第269条 地下又は空間を目的とする地上権
第269条 地下又は空間を目的とする地上権
地下又は空間は、工作物を所有するため、上下の範囲を定めて地上権の目的とすることができる。この場合においては、設定行為で、地上権の行使のためにその土地の使用に制限を加えることができる。
前項の地上権は、第三者がその土地の使用又は収益をする権利を有する場合においても、その権利又はこれを目的とする権利を有するすべての者の承諾があるときは、設定することができる。この場合において、土地の使用又は収益をする権利を有する者は、その地上権の行使を妨げることができない。
地下又は空間は、工作物を所有するため、上下の範囲を定めて地上権の目的とすることができるんや。この場合においては、設定行為で、地上権の行使のためにその土地の使用に制限を加えることができるで。
前項の地上権は、第三者がその土地の使用又は収益をする権利を有する場合においても、その権利又はこれを目的とする権利を有するぜんぶの者の承諾がある時は、設定することができるねん。この場合において、土地の使用又は収益をする権利を有する者は、その地上権の行使を妨げることができへん。
ワンポイント解説
民法第269条は、地下または空間を目的とする地上権について定めています。第1項により、地下または空間は、上下の範囲を定めて地上権の目的とすることができます。設定行為で土地使用の制限を加えることができます。
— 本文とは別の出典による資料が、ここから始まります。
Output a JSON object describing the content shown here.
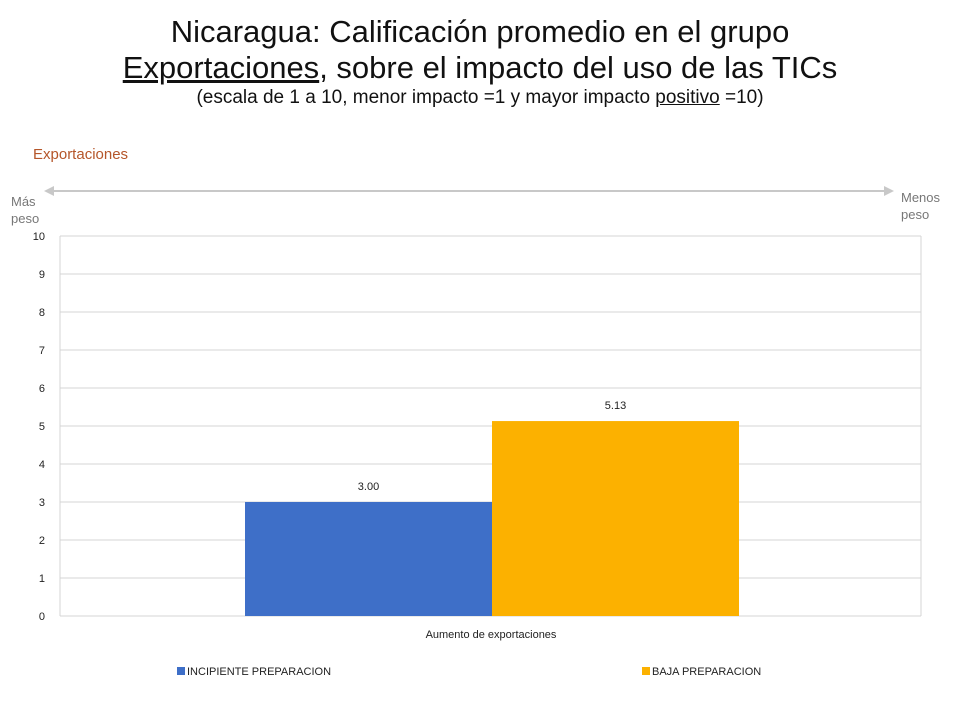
{
  "title": {
    "line1": "Nicaragua: Calificación promedio en el grupo",
    "line2_underlined": "Exportaciones",
    "line2_rest": ", sobre el impacto del uso de las TICs",
    "line3_pre": "(escala de 1 a 10, menor impacto =1 y mayor impacto ",
    "line3_underlined": "positivo",
    "line3_post": " =10)"
  },
  "section_label": "Exportaciones",
  "arrow": {
    "left_label": "Más peso",
    "right_label": "Menos peso"
  },
  "colors": {
    "series1": "#3e6fc8",
    "series2": "#fcb100",
    "grid": "#d4d4d4",
    "section": "#b5562a"
  },
  "chart_data": {
    "type": "bar",
    "categories": [
      "Aumento de exportaciones"
    ],
    "series": [
      {
        "name": "INCIPIENTE PREPARACION",
        "values": [
          3.0
        ],
        "label": "3.00"
      },
      {
        "name": "BAJA PREPARACION",
        "values": [
          5.13
        ],
        "label": "5.13"
      }
    ],
    "xlabel": "Aumento de exportaciones",
    "ylabel": "",
    "ylim": [
      0,
      10
    ],
    "yticks": [
      "0",
      "1",
      "2",
      "3",
      "4",
      "5",
      "6",
      "7",
      "8",
      "9",
      "10"
    ],
    "grid": true,
    "legend": "bottom"
  }
}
第2項により、第三者が土地の使用収益権を有する場合でも、その者全員の承諾があれば、地下・空間地上権を設定できます。使用収益権者は地上権の行使を妨げられません。
例えば、地下鉄トンネルのために地下地上権を設定できます。既に賃借人がいても、賃借人の承諾があれば設定可能です。賃借人は地下鉄工事を妨害できません。
この条文は、地下または空間を目的とする地上権について決めてるんや。第1項で、地下または空間は、上下の範囲を定めて地上権の目的とすることができるねん。設定行為で土地使用の制限を加えることができるで。
第2項で、第三者が土地の使用収益権を有する場合でも、その者全員の承諾があったら、地下・空間地上権を設定できるんや。使用収益権者は地上権の行使を妨げられへんねん。
例えば、地下鉄トンネルのために地下地上権を設定できるねん。既に賃借人のBさんがおっても、Bさんの承諾があったら設定可能や。Bさんは地下鉄工事を妨害できへんねん。立体的に土地を使うっちゅうことやな。